Tantalus begins on a bare place, where we see a couple of women. They have missed the boat and are waiting for a new one, killing time by telling stories to each other. In comes The Poet who proceeds to tell the story of Helen's kidnapping by Paris and the Trojans. Helen's capture prompts the Greeks, led by Helen's husband Menelaos and his brother Agamemnon, great-grandsons of Tantalus, to attack the Trojans and wage the ten years war culminating with the fabled Trojan Horse attack which signals the end of the city of Troy.
Tantalus is full of mythical characters and familiar tales: Iphigenia, Agamemnon's daughter, sacrificed in Aulis, so that the Gods would grant them favourable winds for the thousand ships to ail to Troy. Clytemnestra, Agamemnon's wife, who later kills her husband when he returns to Mycenae with Cassandra, a prophet cursed by Apollo with the gift of prophecy, the only caveat being that no one would believe her.

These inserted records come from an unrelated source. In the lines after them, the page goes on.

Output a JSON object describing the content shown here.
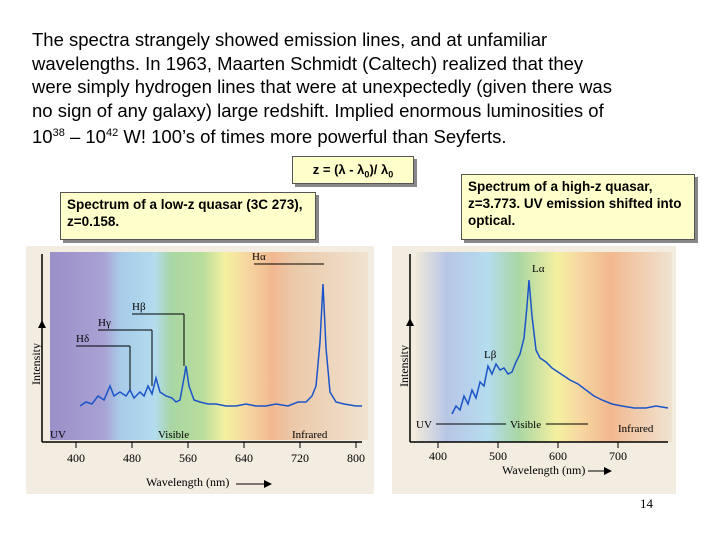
{
  "paragraph": {
    "line1": "The spectra strangely showed emission lines, and at unfamiliar",
    "line2": "wavelengths.  In 1963, Maarten Schmidt (Caltech) realized that they",
    "line3": "were simply hydrogen lines that were at unexpectedly (given there was",
    "line4": "no sign of any galaxy) large redshift.  Implied enormous luminosities of",
    "line5_base1": "10",
    "line5_exp1": "38",
    "line5_mid": " – 10",
    "line5_exp2": "42",
    "line5_end": " W!  100’s of times more powerful than Seyferts."
  },
  "formula": {
    "lhs": "z = (λ - λ",
    "sub1": "0",
    "mid": ")/ λ",
    "sub2": "0"
  },
  "low_z_box": {
    "text": "Spectrum of a low-z quasar (3C 273), z=0.158."
  },
  "high_z_box": {
    "text": "Spectrum of a high-z quasar, z=3.773. UV emission shifted into optical."
  },
  "low_z_plot": {
    "y_label": "Intensity",
    "x_label": "Wavelength (nm)",
    "ticks": [
      "400",
      "480",
      "560",
      "640",
      "720",
      "800"
    ],
    "region_uv": "UV",
    "region_visible": "Visible",
    "region_infrared": "Infrared",
    "line_alpha": "Hα",
    "line_beta": "Hβ",
    "line_gamma": "Hγ",
    "line_delta": "Hδ"
  },
  "high_z_plot": {
    "y_label": "Intensity",
    "x_label": "Wavelength (nm)",
    "ticks": [
      "400",
      "500",
      "600",
      "700"
    ],
    "region_uv": "UV",
    "region_visible": "Visible",
    "region_infrared": "Infrared",
    "line_alpha": "Lα",
    "line_beta": "Lβ"
  },
  "slide_number": "14",
  "colors": {
    "box_fill": "#ffffcc",
    "spectrum_line": "#1b54c8"
  }
}
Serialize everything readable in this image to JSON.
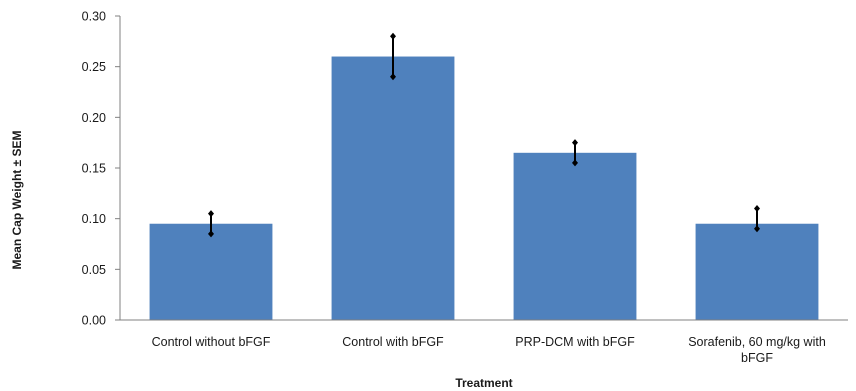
{
  "chart_data": {
    "type": "bar",
    "title": "",
    "xlabel": "Treatment",
    "ylabel": "Mean Cap Weight ± SEM",
    "ylim": [
      0,
      0.3
    ],
    "yticks": [
      "0.00",
      "0.05",
      "0.10",
      "0.15",
      "0.20",
      "0.25",
      "0.30"
    ],
    "grid": false,
    "legend": "none",
    "bar_color": "#4f81bd",
    "categories": [
      [
        "Control without bFGF"
      ],
      [
        "Control with bFGF"
      ],
      [
        "PRP-DCM with bFGF"
      ],
      [
        "Sorafenib, 60 mg/kg with",
        "bFGF"
      ]
    ],
    "values": [
      0.095,
      0.26,
      0.165,
      0.095
    ],
    "error_low": [
      0.085,
      0.24,
      0.155,
      0.09
    ],
    "error_high": [
      0.105,
      0.28,
      0.175,
      0.11
    ]
  }
}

Achilles the fierce warrior blessed with invincibility everywhere except his heel, whose son Neoptolemus avenges his father's dream with ruthless bloodshed.
Directed by Aus Greidanus, Tantalus is a cycle consisting of three parts, each part containing three plays. Part I: The Outbreak of War, Part II The War and Part III The Homecomings. Nine actors play the 31 major characters, while the actresses of the seven-person chorus play the supporting roles. Over eleven hours in length (meals included) Tantalus is a great achievement for all involved, a must for every theatregoer.